Saturday, March 13, 2010

CSI: Intern at Your Own Risk

CSI: Crime Scene Investigation Intern at Your Own Risk story by Sekou Hamilton with art by Steven Cummings is a Tokyopop graphic novel. I may have liked this book several years ago but with my current mindset and knowledge I found the book to be a bit dull, predictable, and rushed. The story is pretty similar to the television show with the difference being that it is about teenagers interning at the CSI lab rather than the actual CSI members. The first thing I want to say is that I would not want these investigators investigating my demise. Forget that if I was dead I likely wouldn't care. I would not want them investigating the death of anyone.

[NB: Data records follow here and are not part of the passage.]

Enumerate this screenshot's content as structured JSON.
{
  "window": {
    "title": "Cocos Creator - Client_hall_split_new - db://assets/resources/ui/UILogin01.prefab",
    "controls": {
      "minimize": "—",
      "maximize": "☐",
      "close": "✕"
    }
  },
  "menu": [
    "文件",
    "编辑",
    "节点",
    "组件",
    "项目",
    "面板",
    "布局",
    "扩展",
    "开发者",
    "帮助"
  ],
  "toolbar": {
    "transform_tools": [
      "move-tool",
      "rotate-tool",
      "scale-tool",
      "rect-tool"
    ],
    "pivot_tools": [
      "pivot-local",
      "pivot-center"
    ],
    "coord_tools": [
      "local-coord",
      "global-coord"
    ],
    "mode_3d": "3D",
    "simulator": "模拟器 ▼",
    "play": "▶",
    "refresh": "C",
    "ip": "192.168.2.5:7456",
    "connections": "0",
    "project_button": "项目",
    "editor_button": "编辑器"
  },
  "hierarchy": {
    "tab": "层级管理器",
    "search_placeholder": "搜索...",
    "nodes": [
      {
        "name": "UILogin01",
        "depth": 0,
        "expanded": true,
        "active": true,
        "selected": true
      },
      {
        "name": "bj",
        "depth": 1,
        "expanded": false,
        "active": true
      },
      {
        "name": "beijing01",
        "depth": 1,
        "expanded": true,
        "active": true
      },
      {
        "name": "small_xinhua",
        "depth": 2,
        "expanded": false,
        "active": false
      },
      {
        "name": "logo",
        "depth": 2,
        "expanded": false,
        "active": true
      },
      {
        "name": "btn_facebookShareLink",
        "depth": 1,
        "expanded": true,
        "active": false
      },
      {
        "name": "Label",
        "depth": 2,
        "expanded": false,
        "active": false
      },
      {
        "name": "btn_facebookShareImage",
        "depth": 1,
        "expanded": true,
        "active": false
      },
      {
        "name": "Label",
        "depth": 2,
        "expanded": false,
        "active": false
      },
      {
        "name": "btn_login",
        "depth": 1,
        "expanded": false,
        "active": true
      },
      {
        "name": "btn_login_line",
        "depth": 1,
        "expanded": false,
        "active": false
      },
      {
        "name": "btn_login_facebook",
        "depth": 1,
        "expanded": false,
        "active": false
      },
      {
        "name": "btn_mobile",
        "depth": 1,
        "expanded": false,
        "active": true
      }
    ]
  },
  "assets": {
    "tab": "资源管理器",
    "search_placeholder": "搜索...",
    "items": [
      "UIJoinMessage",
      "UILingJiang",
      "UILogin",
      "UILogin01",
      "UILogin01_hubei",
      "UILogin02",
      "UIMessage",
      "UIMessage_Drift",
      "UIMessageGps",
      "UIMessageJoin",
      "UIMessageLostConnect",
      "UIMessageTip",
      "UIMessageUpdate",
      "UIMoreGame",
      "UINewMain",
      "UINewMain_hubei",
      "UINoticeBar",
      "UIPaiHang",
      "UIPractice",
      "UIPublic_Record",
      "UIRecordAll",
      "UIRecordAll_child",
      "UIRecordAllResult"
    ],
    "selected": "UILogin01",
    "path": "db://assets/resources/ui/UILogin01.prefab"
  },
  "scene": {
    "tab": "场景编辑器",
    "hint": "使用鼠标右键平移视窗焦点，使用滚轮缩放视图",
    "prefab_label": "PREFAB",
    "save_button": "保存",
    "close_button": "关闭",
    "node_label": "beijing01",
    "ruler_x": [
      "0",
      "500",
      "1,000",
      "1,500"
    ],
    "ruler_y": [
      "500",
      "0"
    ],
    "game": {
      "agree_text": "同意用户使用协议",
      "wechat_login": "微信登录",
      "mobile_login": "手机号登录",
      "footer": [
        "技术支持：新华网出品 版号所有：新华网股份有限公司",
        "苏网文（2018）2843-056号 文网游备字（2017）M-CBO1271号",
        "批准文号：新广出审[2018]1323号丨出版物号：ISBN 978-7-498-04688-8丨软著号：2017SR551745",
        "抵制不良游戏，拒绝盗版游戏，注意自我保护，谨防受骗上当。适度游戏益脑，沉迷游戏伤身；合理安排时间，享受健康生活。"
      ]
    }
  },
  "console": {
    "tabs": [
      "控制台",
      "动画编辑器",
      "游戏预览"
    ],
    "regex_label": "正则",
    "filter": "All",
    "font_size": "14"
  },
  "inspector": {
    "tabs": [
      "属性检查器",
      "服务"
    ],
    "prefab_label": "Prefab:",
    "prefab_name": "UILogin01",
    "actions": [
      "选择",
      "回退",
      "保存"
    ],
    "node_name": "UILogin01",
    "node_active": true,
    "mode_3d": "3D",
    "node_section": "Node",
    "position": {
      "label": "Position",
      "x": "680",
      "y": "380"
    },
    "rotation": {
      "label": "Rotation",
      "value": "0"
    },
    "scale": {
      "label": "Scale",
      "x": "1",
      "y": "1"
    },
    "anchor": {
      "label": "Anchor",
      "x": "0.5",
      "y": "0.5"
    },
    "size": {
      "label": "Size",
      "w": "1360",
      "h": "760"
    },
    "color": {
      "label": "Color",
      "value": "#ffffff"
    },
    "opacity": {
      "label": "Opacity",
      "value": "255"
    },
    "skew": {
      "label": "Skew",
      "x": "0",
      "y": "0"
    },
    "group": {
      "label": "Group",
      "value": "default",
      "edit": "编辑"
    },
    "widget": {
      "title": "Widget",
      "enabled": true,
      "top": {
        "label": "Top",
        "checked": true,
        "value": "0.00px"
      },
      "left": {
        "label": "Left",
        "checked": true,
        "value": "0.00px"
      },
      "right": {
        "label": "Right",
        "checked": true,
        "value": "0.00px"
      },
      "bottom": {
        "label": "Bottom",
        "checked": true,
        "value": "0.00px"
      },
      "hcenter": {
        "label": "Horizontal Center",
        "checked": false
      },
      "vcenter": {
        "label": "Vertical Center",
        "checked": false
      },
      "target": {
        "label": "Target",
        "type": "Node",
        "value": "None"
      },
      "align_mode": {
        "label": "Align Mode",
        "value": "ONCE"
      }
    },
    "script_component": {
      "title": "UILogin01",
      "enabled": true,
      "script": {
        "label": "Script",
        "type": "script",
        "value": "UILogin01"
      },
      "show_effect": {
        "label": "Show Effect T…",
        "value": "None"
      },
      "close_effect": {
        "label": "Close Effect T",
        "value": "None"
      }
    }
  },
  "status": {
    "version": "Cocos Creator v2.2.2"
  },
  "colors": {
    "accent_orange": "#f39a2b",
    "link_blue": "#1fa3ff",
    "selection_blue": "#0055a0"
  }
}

There are a few things in particular I disliked about this story. The first thing being the internship was supposed to be based on test scores but the main character gets in because she was female; evidently they could not have all the interns be male. That annoys me because it is supposed to be based on merit not gender. Sure it is common in real life and the character in question probably was the best for the position (another one cheated, one was creepily obsessed with blood, etc.) and it is shown that it means a lot to her and she is deserving of getting a break (poor, no mother, few friends, etc.). I just dislike that she was placed primarily in the position because of her gender. The next annoyance was that the person who cheated to get into the program is not punished for it in any way. The third annoyance is that they implied they would have dismissed that the assailant was female if the person had been sexually assaulted. This bothers me because, while nowhere near as common, females do on occasion sexually assault (aka rape) people as well (this is assuming there was no semen found, though even if it was the killer could have been female and the victim just had sex earlier). Those are the things I found most annoying though there were other things that I found annoying as well. Mainly the assumptions made; for example just because a body is posed in a respectful position that does not in anyway prove that the killer was close to the victim, just because the killer adequately cleaned the crime scene of forensics evidence does not mean that the killer has a background in forensics since the killer could have gotten lucky or just watched a lot of crime TV, why didn't the killer wear the gloves to pose the body since the killer did for the other cleanup and the actual crime, etc.

The art was so-so. The first chapter is available on the Tokyopop website so you can check the art for yourself. I think that the details, which were supposedly important to forensics, were not always consistent and a couple characters looked a bit too similar. I did like Kiyomi's (the main character) expressions; particularly the one in which she is looking at the computer screen intensely before they figure out how to zoom in on the picture she is studying.